Em 16 de janeiro de 1999, em Fukuoka, a F.I.J. teve a oportunidade de entrevistar o dínamo do judô japonês, Ryoko Tamura, durante o campeonato internacional feminino de Fukuoka, no centro internacional Fukuoka. Tamura simplesmente venceu todos os grandes torneios exceto pelo ouro olímpico. Este ano marca seu décimo ano de judô internacional competitivo e como sempre ela tem seus objetivos travados em mais uma vez provar sua dominância mundial na categoria até 48 Kg e o elusivo ouro olímpico em 2000.

A seguir, o texto da entrevista onde ela fala de seus objetivos para 1999, seu início no judô, o que faz em seu tempo livre e suas chances de ganhar o ouro nos jogos olímpicos de Sidney 2000.

 

P: Quais são seus objetivos principais como judoca para 1999?
R: Vencer o campeonato mundial em Birmingham e vencer este 16º campeonato de Fukuoka. Eu pessoalmente ponho muita atenção neste campeonato, porque Fukuoka é minha cidade natal e este foi o lugar de minha primeira competição internacional. Também, no final deste ano, em dezembro, o 17º campeonato de Fukuoka será realizado e se eu ganhar, será minha 10ª vitória consecutiva no torneio de Fukuoka. Portanto, para este ano, o campeonato mundial e o torneio de Fukuoka são muito importantes para mim.

P: Como a mudança nas categorias de peso ou o uso do judogui azul afetou você como competidora? Foi positivo ou negativo?
R: Como competidora não importa. Eu somente me concentro em lutar. O uso do judogui azul demonstra que o judô vem se tornando um esporte cada vez mais praticado mundialmente, porque judocas japoneses provavelmente não os usariam.

P: Quem foi a judoca mais difícil que você gostou de ter competido?
R: Acho que foi Karen Briggs. Quando estava na escola primária, tive a oportunidade de visitar o torneio de Fukuoka e ver ela competindo. Ela era realmente boa, tanto em força quanto tecnicamente. Mais tarde, tive a chance de lutar com ela durante o torneio de Fukuoka e venci, embora tenha achado que tivesse sido puramente por sorte. Na verdade, foi depois de tê-la derrotado, que comecei a ter confiança em mim mesma em campeonatos internacionais.

P: Como você se sente sobre suas chances de finalmente ganhar a medalha de ouro nas olimpíadas de 2000?
R: Tenho confiança de que vencerei a medalha de ouro. Não penso que tenho uma rival específica. Todas as judocas que competirei são minhas rivais. As pessoas estavam esperando que fosse ganhar a medalha de ouro em Atlanta, embora tenha pego prata. O que aconteceu naquela época, depois de ter vencido a cubana, Savon, pensei que a medalha de ouro já fosse minha e fiquei muito confiante em mim mesma. Acho que aquele foi meu erro, então em Sidney não relaxarei enquanto a última luta estiver terminada.
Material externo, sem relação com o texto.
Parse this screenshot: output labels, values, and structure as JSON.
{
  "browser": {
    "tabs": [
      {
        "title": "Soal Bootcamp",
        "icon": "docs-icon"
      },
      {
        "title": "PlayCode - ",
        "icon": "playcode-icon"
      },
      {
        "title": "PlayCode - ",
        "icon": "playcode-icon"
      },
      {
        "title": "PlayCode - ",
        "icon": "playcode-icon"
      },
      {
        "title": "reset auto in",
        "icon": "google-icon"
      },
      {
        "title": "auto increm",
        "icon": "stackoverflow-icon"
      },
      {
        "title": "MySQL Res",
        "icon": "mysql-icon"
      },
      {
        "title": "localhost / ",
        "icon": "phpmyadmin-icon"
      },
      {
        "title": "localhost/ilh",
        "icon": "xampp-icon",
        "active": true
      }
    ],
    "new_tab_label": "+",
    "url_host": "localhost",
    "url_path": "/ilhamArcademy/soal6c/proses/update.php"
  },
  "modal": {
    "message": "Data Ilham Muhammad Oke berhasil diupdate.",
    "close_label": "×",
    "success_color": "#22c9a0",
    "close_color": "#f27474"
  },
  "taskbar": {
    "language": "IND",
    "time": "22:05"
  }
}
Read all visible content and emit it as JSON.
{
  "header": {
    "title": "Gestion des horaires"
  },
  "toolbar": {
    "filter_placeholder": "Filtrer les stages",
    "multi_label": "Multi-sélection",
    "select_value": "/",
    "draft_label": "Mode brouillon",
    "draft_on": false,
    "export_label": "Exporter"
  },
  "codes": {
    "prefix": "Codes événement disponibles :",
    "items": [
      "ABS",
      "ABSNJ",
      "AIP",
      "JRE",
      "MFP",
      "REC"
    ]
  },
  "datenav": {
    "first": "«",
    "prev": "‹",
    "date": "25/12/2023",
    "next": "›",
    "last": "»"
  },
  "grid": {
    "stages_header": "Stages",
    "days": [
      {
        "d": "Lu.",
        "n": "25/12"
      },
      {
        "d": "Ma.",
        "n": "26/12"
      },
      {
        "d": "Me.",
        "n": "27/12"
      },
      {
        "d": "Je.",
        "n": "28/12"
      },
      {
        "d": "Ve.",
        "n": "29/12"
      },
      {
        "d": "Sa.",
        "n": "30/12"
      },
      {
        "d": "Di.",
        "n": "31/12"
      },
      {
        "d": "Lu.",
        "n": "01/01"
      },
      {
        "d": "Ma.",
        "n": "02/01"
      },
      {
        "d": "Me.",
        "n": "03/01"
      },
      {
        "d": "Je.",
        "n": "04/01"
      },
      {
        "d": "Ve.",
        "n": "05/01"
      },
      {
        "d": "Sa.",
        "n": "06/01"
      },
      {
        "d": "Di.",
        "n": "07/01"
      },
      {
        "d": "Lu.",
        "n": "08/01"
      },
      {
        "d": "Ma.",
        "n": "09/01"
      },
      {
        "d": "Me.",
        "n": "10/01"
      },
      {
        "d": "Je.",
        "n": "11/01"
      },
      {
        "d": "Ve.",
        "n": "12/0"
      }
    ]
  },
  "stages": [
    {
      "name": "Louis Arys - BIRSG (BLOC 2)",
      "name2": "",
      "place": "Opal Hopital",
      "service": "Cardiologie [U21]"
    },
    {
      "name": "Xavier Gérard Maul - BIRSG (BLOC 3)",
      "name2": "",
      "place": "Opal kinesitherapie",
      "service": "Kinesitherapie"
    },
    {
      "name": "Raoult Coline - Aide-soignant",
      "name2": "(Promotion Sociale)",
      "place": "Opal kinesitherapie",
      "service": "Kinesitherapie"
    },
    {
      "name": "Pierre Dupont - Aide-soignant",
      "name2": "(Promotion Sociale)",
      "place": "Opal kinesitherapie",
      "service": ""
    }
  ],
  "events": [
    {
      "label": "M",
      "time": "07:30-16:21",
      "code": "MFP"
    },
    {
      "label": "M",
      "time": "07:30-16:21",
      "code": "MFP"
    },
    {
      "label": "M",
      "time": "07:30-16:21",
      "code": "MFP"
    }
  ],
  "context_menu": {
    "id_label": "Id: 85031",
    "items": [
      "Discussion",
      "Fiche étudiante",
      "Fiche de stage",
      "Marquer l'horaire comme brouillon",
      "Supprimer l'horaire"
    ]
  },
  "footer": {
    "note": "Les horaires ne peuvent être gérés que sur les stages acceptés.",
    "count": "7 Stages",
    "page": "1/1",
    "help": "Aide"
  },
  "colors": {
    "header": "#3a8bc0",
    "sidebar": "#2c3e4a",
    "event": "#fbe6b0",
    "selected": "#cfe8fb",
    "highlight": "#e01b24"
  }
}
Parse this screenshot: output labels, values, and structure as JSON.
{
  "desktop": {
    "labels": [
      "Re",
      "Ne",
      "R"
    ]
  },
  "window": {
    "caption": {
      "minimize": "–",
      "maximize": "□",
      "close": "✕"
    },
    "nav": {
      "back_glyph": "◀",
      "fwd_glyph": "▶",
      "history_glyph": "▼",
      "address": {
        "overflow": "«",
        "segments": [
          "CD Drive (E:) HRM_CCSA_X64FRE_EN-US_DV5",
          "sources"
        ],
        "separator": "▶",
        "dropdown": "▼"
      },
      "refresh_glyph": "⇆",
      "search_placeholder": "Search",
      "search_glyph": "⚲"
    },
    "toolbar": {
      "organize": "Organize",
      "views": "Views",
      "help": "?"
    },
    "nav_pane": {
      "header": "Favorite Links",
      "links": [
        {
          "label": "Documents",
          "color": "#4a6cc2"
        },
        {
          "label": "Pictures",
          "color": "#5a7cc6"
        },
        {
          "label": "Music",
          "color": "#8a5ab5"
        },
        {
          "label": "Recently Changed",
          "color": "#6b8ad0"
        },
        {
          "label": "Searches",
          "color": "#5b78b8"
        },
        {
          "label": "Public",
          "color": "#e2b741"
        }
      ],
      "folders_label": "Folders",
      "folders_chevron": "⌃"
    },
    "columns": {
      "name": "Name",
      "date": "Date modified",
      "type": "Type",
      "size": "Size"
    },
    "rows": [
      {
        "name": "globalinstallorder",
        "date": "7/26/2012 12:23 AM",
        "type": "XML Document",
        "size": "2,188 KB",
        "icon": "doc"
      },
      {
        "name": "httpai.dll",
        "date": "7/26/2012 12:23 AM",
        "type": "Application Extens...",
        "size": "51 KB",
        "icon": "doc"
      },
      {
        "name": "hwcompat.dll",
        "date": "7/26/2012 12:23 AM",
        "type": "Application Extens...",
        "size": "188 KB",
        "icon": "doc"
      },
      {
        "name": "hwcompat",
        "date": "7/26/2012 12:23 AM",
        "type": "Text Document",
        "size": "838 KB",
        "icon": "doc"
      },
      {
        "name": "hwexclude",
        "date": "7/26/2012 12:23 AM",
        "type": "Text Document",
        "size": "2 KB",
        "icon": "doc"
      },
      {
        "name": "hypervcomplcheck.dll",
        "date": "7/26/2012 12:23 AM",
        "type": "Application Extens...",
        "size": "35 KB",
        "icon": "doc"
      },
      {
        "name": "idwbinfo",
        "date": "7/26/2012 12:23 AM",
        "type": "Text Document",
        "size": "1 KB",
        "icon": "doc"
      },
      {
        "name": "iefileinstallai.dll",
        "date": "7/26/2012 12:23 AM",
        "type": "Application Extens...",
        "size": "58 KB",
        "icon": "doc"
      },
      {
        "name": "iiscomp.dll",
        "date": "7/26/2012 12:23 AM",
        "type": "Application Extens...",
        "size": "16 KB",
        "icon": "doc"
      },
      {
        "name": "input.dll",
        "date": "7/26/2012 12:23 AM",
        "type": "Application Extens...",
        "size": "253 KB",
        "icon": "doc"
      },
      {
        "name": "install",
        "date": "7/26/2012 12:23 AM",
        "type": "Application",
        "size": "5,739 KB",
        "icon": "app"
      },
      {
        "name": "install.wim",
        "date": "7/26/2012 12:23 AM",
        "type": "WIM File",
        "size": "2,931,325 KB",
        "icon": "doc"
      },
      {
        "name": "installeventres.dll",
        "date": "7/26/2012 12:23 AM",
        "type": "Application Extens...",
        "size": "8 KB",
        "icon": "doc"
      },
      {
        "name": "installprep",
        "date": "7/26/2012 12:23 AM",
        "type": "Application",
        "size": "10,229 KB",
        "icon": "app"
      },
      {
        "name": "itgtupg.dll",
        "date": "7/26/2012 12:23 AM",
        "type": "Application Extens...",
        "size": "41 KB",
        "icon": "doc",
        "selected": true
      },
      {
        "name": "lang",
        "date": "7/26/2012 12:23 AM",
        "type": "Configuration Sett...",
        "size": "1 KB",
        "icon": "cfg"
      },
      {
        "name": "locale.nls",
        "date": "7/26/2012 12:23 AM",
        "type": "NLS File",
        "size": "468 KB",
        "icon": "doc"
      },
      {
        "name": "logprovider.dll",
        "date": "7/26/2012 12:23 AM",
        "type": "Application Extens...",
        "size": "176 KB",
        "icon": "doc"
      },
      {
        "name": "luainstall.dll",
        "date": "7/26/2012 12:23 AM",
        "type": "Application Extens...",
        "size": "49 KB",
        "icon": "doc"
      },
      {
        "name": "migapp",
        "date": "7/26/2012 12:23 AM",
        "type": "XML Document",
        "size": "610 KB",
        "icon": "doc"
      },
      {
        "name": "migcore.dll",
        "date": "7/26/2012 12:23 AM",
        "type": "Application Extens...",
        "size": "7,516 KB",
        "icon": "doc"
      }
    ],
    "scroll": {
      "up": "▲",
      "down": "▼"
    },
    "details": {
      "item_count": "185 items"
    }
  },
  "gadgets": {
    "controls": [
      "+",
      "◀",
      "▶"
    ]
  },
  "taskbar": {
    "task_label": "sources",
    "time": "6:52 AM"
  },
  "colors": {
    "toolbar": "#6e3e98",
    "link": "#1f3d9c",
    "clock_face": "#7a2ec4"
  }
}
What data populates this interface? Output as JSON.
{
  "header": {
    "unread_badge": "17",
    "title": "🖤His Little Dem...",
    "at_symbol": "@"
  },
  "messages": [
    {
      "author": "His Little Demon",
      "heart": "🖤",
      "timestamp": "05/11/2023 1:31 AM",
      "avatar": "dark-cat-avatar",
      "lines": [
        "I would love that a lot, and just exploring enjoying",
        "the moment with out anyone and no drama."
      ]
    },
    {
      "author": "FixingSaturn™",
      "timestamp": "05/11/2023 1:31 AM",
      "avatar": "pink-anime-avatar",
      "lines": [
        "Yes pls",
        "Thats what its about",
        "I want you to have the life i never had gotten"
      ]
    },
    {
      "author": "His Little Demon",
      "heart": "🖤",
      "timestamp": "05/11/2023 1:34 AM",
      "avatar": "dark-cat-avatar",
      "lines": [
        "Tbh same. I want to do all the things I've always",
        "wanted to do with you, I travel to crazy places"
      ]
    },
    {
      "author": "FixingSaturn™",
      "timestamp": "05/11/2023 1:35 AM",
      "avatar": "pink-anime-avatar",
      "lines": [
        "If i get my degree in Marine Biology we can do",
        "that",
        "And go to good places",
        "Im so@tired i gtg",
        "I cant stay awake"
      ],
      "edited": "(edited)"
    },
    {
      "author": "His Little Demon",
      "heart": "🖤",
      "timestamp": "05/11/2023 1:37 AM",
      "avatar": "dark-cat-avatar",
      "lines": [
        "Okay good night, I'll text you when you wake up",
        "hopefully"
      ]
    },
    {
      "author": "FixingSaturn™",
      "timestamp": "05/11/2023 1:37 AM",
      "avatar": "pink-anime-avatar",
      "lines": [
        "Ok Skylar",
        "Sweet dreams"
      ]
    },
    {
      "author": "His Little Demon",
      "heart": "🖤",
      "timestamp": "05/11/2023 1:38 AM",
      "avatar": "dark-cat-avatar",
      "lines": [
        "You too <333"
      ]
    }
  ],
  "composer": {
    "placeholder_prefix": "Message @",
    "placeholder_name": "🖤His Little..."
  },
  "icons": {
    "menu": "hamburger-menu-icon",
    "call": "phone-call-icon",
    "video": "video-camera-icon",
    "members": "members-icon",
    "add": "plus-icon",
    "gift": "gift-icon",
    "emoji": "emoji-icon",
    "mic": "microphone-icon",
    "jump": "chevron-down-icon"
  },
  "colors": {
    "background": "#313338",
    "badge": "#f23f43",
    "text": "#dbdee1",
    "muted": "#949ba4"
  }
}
P: O que você está fazendo agora e o que gosta de fazer no seu tempo de folga?
R: Gosto muito de dirigir e claro que gosto de velocidade. Tenho um Toyota Majesta que na verdade é o carro da minha mãe. Também gosto dos tradicionais banhos quentes japoneses e de compras.

P: Quais judocas você admira assitir mais? Por que?
R: No masculino, gosto de ver o Koga. O ippon seoi nague dele é perfeito. No feminino, gosto de ver a mim mesma em vídeo.

P: Quais são as coisas mais importantes que você aprendeu do judô?
R: Duas coisas importantes. Uma é o Rei, que é o respeito as outras pessoas e a outra coisa que aprendi é que, no que quer que faça, faço meu melhor.

P: Qual sua agenda diária?
R: Treino judô 3 horas por dia. Na parte da manhã, logo cedo, corro. Das 9:00 às 12:00 estudo para meu curso de mestrado e também vou ao escritório da Toyota onde trabalho. À tarde treino judô. E o que me deixa ligada é um banho japonês quente depois do treino árduo de judô. Não pode faltar.

P: Como começou a aprender judô?
R: Tenho um irmão mais velho que é três anos mais velho que eu e ele começou judô quando tinha 8 anos de idade. Naquela época, comecei a praticar judô somente porque meu irmão também treinava e queria fazer o mesmo e seguir meu irmão. Meu pais, que nunca fizeram judô, naquela época eram contra eu praticar judô embora vivesse pedindo a eles. Agora eles me apoiam totalmente e minha mãe está comigo em todos os campeonatos.